Discriminative Reconstruction Constrained Generative Adversarial Network for Hyperspectral Anomaly Detection
Tao Jiang, Yunsong Li, Weiying Xie, Qian Du
Abstract
The rich and distinguishable spectral information in hyperspectral images (HSIs) makes it possible to capture anomalous samples [i.e., anomaly detection (AD)] that deviate from background samples. However, hyperspectral anomaly detection (HAD) faces various challenges due to high dimensionality, redundant information, and unlabeled and limited samples. To address these problems, this article proposes an unsupervised discriminative reconstruction constrained generative adversarial network for HAD (HADGAN). Our solution is mainly based on the assumption that the number of normal samples is much larger than the number of abnormal ones.
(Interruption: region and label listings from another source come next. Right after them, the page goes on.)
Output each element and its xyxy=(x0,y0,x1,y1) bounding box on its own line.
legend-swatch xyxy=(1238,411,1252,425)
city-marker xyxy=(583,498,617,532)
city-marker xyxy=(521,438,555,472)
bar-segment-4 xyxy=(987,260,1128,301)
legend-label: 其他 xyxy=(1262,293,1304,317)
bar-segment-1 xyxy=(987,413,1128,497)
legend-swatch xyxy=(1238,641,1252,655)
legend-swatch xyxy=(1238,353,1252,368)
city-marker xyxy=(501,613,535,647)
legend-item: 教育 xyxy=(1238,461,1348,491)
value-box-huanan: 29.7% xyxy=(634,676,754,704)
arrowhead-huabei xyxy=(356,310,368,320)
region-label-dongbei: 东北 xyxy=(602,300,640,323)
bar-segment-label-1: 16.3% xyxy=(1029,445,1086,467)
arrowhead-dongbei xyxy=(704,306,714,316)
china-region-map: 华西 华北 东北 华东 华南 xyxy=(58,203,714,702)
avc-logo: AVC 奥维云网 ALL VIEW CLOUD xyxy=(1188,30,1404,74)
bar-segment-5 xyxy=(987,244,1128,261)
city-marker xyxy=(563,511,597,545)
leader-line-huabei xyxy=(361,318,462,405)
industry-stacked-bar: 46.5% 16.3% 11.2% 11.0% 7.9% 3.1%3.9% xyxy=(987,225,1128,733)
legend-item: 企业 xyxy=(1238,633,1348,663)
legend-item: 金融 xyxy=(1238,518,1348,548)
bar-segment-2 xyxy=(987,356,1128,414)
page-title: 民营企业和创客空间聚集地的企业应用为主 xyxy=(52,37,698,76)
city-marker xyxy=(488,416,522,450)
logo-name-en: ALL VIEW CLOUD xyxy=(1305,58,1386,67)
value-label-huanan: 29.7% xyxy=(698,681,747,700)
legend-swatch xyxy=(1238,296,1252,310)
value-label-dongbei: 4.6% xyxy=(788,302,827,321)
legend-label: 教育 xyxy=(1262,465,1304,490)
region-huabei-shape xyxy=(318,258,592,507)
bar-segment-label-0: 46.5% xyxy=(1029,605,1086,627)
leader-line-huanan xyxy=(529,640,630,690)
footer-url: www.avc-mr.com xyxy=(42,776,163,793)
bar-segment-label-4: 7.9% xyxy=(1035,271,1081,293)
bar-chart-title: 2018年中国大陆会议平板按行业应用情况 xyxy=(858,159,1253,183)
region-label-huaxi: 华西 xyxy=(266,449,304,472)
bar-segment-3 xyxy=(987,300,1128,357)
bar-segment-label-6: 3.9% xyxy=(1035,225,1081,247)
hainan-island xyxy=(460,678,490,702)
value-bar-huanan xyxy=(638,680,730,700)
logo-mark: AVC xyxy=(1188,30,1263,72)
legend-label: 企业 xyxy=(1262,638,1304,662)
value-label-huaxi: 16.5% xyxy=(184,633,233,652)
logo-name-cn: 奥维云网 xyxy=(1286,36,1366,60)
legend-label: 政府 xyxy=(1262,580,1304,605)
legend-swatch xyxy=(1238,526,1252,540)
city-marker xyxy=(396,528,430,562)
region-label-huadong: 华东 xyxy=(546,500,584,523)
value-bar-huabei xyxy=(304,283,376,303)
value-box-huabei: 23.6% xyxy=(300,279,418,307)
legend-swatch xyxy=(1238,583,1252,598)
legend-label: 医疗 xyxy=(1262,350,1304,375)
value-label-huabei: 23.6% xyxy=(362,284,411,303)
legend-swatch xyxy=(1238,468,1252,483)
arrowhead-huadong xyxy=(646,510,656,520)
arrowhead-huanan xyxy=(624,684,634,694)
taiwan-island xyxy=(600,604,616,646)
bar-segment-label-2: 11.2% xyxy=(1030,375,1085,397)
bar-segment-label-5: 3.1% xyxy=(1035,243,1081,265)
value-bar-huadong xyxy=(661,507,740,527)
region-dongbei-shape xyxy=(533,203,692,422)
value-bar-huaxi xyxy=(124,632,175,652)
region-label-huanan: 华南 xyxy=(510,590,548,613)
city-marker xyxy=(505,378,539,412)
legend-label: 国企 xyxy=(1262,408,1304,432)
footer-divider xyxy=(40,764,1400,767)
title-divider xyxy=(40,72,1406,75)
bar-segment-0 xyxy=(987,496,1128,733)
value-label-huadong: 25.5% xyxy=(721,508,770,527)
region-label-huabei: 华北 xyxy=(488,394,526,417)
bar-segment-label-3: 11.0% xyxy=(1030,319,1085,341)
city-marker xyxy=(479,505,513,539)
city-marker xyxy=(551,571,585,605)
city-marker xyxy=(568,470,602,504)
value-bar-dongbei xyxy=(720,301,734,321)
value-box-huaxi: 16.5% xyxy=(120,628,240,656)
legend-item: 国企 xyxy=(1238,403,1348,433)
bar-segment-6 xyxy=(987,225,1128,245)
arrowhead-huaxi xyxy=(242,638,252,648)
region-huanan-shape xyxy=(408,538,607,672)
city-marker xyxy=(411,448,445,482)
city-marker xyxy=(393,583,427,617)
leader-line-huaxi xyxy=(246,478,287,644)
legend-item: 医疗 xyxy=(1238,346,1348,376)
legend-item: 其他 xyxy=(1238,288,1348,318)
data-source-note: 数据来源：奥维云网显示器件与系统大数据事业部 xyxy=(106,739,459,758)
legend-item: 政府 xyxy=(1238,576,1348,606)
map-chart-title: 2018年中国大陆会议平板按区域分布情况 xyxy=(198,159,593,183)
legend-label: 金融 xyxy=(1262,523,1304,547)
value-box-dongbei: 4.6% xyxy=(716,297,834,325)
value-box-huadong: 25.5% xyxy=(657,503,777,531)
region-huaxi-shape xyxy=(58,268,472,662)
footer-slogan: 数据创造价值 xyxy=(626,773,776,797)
The key contribution of this article is to learn a discriminative background reconstruction with anomaly targets being suppressed, which produces the initial detection image (i.e., the residual image between the original image and reconstructed image) with anomaly targets being highlighted and background samples being suppressed. To accomplish this goal, first, by using an autoencoder (AE) network and an adversarial latent discriminator, the latent feature layer learns normal background distribution and AE learns a background reconstruction as much as possible. Second, consistency enhanced representation and shrink constraints are added to the latent feature layer to ensure that anomaly samples are projected to similar positions as normal samples in the latent feature layer. Third, using an adversarial image feature corrector in the input space can guarantee the reliability of the generated samples. Finally, an energy-based spatial and distance-based spectral joint anomaly detector is applied in the residual map to generate the final detection map. Experiments conducted on several data sets over different scenes demonstrate its state-of-the-art performance.